On the flip side, the mentioned confluence support breakpoint now seems to act as immediate strong resistance. This is closely followed by the recent daily closing highs near the 150.70-80 region. A sustained move beyond will negate any near-term bearish bias and set the stage for an extension of the recent strong upward trajectory.
5) USD/JPY Consolidates Above 109.00 Mark, US Retail Sales Eyed For Fresh Impetus
The USD/JPY pair consolidated its recent strong gains to multi-month tops and remained confined in a range, comfortably above the 109.00 mark through the first half of the European session.
Following the recent strong positive move of around 450 pips, investors now seemed to have moved on the sidelines and await fresh catalysts from this week’s key central bank events. The Fed will announce its policy decision on Wednesday and the BoJ is scheduled to meet on Friday.
In the meantime, a combination of diverging factors failed to provide any meaningful impetus and led to a subdued/range-bound price action on Tuesday. The prevalent cautious mood extended some support to the Japanese yen and kept a lid on any meaningful upside for the USD/JPY pair.
The suspension of the Oxford/AstraZeneca coronavirus vaccine in several European nations acted as a headwind for perceived riskier assets. Spain, Germany, France, and Italy temporarily halted the rollout of the COVID-19 vaccine on the back of reports of possible serious side effects.
On the other hand, the prospects for a relatively faster US economic recovery from the pandemic continued underpinning the US dollar and helped limit the downside for the USD/JPY pair. The upbeat US economic outlook was further bolstered by the passage of a massive stimulus package.

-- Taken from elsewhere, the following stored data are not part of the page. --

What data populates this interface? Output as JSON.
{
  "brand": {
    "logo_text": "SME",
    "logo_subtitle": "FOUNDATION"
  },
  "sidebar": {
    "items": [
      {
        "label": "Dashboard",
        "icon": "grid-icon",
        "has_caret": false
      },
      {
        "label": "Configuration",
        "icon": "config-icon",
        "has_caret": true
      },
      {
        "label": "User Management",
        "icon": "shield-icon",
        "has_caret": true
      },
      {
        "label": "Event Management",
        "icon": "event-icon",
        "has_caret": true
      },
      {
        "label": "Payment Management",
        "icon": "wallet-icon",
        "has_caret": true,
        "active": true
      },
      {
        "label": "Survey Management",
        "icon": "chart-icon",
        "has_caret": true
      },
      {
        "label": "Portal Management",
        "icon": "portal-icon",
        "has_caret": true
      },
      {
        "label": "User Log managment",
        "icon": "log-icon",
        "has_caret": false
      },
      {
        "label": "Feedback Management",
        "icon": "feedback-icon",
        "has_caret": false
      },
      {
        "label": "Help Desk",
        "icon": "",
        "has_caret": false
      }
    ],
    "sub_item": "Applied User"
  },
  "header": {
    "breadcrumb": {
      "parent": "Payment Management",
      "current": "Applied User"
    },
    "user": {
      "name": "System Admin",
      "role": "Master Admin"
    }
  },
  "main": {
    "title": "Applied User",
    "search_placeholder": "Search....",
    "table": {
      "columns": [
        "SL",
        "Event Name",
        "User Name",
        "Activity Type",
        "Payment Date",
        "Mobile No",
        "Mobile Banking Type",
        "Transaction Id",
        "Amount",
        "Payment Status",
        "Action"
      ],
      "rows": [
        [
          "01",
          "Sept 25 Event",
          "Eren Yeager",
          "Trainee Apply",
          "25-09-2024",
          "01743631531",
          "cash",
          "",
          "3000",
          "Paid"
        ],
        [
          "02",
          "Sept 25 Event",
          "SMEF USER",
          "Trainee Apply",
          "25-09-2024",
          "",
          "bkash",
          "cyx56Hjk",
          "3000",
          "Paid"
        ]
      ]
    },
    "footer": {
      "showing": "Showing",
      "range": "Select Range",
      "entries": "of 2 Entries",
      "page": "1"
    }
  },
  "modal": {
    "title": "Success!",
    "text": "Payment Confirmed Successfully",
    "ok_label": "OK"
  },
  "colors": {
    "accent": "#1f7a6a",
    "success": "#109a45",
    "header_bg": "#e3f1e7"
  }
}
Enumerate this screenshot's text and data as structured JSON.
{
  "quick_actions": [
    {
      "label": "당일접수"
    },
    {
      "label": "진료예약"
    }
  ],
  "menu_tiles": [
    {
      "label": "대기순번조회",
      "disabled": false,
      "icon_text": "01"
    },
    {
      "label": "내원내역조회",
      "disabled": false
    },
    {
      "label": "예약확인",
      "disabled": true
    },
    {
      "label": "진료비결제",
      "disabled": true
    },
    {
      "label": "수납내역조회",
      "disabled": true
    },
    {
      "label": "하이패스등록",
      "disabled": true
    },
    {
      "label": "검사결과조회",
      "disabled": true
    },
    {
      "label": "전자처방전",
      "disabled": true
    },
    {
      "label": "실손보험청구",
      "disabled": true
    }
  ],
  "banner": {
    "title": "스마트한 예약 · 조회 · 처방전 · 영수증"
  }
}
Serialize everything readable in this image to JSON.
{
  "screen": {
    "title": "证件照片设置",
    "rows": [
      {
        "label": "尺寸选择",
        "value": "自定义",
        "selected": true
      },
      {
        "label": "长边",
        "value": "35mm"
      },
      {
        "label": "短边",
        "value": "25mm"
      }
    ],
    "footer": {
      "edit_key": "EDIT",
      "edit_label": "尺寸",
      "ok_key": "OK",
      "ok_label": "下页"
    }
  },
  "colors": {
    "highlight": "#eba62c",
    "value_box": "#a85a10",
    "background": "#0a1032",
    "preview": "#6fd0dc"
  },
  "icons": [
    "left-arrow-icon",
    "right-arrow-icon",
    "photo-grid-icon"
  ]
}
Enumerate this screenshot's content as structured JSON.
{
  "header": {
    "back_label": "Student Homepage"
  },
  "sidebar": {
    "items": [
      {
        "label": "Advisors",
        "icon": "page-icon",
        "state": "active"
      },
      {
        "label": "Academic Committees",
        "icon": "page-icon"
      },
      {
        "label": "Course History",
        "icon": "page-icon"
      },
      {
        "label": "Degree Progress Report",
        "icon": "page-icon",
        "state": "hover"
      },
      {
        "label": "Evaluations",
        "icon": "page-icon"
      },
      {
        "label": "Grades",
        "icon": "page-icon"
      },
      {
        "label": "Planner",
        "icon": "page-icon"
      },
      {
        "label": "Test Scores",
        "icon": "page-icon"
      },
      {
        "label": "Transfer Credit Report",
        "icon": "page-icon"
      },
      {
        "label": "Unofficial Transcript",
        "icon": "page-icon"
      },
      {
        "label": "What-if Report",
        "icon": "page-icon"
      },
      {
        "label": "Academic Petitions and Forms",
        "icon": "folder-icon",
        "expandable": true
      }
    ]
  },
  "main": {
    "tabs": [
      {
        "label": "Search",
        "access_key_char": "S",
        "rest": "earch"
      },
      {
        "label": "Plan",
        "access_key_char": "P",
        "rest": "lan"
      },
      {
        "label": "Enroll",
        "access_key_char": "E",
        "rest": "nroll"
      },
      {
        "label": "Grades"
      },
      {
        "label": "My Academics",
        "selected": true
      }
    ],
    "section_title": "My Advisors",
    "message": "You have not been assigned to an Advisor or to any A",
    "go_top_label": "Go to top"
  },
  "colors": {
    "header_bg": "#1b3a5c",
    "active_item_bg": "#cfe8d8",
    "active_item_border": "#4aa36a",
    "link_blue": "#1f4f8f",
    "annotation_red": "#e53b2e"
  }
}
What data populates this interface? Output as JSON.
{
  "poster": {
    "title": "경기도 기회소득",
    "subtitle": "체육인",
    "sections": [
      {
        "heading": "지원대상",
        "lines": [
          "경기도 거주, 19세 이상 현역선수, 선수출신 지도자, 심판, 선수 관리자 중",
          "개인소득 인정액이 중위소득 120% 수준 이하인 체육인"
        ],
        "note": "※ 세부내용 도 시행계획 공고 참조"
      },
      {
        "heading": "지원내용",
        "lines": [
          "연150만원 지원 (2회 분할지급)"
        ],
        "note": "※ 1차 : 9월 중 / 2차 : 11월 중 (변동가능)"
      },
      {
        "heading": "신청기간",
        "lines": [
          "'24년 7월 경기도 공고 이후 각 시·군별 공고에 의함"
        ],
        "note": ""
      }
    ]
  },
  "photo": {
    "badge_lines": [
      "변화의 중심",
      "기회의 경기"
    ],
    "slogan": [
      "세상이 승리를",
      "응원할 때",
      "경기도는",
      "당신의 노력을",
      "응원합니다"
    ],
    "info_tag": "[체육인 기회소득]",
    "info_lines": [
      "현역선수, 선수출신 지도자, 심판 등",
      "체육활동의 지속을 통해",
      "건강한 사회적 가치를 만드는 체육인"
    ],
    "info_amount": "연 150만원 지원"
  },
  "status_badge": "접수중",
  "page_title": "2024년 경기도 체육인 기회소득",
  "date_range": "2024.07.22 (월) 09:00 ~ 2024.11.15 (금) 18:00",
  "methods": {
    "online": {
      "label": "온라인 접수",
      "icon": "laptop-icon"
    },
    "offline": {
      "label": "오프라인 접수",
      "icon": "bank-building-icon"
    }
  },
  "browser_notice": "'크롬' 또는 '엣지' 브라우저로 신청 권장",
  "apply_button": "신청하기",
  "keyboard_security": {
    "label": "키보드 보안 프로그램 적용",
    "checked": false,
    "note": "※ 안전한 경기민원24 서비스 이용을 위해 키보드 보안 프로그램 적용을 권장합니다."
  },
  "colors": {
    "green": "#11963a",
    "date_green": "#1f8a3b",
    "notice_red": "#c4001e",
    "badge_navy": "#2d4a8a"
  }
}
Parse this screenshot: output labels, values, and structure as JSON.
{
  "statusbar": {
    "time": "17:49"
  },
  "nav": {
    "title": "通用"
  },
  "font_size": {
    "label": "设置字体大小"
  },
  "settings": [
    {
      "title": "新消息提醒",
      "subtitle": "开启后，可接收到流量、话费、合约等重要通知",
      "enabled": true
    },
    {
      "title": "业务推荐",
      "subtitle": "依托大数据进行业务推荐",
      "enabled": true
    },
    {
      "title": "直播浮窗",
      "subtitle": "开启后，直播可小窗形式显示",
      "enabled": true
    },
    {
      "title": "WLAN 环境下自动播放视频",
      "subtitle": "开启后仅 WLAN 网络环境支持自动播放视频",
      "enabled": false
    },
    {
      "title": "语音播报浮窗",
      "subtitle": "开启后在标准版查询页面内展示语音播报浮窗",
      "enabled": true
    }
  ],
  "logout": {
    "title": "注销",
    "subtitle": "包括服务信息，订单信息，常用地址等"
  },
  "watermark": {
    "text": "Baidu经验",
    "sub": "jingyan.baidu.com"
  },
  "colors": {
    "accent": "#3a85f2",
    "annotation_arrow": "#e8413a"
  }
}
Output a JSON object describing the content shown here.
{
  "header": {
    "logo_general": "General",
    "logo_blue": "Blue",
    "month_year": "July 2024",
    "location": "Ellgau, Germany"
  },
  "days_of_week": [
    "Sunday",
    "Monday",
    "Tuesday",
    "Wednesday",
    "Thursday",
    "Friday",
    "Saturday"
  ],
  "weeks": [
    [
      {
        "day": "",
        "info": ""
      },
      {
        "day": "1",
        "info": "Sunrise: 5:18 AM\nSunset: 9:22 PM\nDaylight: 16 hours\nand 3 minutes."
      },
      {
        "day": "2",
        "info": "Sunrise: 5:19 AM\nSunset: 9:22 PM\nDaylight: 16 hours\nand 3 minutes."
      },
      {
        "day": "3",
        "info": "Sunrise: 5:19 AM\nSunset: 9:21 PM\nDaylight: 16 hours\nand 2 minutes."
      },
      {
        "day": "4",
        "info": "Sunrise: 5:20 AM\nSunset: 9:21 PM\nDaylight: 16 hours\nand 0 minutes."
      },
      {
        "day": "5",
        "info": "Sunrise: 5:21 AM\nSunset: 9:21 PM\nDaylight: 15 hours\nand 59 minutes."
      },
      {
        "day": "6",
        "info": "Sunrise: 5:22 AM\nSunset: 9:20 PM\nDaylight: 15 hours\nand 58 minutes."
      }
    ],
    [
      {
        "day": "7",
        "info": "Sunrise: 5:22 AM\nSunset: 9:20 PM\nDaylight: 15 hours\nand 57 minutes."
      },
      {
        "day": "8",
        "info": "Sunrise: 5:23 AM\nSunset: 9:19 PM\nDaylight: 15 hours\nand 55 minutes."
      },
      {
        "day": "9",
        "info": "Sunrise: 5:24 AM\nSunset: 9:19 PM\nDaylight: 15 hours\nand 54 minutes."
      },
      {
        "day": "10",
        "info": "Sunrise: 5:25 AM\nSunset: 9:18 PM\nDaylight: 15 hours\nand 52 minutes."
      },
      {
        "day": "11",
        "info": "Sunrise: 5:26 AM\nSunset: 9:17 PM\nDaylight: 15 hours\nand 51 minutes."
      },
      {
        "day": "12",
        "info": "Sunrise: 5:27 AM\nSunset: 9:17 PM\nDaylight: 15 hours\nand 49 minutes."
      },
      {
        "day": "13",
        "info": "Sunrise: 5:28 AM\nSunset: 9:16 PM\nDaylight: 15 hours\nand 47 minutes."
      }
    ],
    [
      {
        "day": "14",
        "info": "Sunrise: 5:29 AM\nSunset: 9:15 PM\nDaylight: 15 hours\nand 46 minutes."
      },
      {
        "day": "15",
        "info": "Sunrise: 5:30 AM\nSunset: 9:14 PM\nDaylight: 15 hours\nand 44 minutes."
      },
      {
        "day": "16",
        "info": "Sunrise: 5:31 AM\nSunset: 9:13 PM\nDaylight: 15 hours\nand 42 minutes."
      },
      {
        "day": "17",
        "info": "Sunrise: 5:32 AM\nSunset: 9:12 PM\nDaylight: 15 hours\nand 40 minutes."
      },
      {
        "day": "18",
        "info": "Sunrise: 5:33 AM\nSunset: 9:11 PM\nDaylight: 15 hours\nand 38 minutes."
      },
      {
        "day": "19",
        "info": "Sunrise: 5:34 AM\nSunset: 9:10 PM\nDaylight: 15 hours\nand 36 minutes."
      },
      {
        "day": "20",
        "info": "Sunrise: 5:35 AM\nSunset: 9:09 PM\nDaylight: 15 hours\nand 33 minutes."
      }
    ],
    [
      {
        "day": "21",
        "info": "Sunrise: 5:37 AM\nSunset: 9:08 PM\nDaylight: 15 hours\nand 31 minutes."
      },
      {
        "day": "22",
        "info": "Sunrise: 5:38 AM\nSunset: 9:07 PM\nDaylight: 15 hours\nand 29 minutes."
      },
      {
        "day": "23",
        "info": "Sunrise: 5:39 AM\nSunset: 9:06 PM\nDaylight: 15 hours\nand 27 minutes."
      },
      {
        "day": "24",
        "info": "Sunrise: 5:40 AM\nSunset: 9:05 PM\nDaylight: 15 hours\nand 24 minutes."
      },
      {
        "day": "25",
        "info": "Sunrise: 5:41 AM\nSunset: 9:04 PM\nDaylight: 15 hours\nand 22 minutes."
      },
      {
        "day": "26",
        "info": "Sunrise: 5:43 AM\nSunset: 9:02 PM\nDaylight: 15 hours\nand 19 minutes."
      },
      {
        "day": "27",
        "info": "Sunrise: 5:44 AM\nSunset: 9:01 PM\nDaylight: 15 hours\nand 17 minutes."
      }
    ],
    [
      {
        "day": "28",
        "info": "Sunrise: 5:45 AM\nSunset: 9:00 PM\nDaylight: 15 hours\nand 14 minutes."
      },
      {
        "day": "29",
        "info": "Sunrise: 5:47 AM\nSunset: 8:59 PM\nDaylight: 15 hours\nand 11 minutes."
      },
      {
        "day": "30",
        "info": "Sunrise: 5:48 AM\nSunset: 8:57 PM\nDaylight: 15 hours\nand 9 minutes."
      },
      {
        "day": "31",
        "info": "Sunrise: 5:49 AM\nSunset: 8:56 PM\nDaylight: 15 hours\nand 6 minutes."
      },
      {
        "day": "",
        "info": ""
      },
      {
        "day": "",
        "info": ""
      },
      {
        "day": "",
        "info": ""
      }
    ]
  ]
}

Meanwhile, the reflation trade has been fueling speculation about an uptick in US inflation and raised doubts that the Fed would retain ultra-low interest rates for a longer period. Hence, the outcome of a two-day FOMC meeting will help determine the USD/JPY pair’s near-term trajectory.
Traders now look forward to the release of the US monthly Retail Sales data. Apart from this, the US bond yields will influence the USD price dynamics. This, along with the broader market risk sentiment, might produce some short-term trading opportunities around the USD/JPY pair.